Solved – Statistically comparing classifiers using only confusion matrix (or average accuracies)

cross-validationmachine learningmodel selectionstatistical significance

Is it possible to perform a statistical test to determine if one classifier is better than the other using only the confusion matrices of these classifiers?

What about the average accuracies from k-fold cross validation?

I have a number confusion matrices and average accuracy for classifiers obtained through k-fold cross validation (done using RapidMiner). The data sets for these classifiers are all the same, though the splitting into folds was all done independently. What I'd like to do is, given two of these classifiers, A and B, be able to test if A is statistically better than B using only the confusion matrices and/or the average accuracies for classifiers A and B.

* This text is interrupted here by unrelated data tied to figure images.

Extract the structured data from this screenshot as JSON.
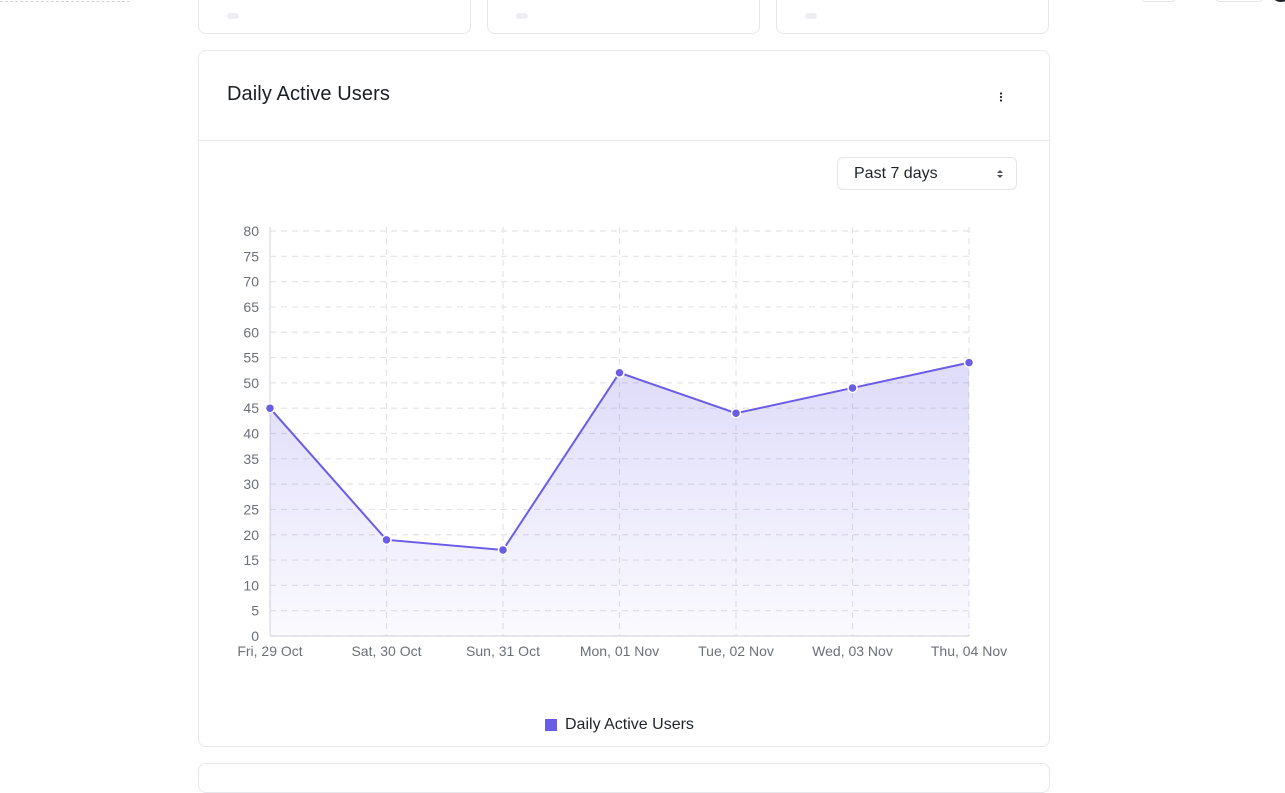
{
  "card": {
    "title": "Daily Active Users",
    "range_selected": "Past 7 days"
  },
  "chart_data": {
    "type": "area",
    "title": "",
    "xlabel": "",
    "ylabel": "",
    "categories": [
      "Fri, 29 Oct",
      "Sat, 30 Oct",
      "Sun, 31 Oct",
      "Mon, 01 Nov",
      "Tue, 02 Nov",
      "Wed, 03 Nov",
      "Thu, 04 Nov"
    ],
    "series": [
      {
        "name": "Daily Active Users",
        "values": [
          45,
          19,
          17,
          52,
          44,
          49,
          54
        ],
        "color": "#6b5ce7"
      }
    ],
    "ylim": [
      0,
      80
    ],
    "yticks": [
      0,
      5,
      10,
      15,
      20,
      25,
      30,
      35,
      40,
      45,
      50,
      55,
      60,
      65,
      70,
      75,
      80
    ],
    "grid": "dashed",
    "legend": "bottom-center"
  },
  "colors": {
    "accent": "#6b5ce7",
    "grid": "#e3e4e8",
    "tick_text": "#6b6f76"
  },
  "icons": {
    "menu": "vertical-dots-icon",
    "select": "updown-chevron-icon"
  }
}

All the statistical tests I've found so far require knowing the number of samples that A classified correctly when B did not, and vice-versa. (McNemar's Test for example). I can generate this data if necessary, but I'd like to avoid it if reasonably possible.

Best Answer

You want to test whether $$p_A-p_B>0,$$ where $$p_A, p_B$$ are the accuracies of the classifiers. To test this, you need an estimate of $$p_A-p_B$$ and $$Var(p_A-p_B)=Var(p_A)+Var(p_B)-2Cov(p_A,p_B)$$. Without knowing the samples that each classifier gets right/wrong, you won't be able to estimate the covariance, thus you can't statistically compare the classifiers.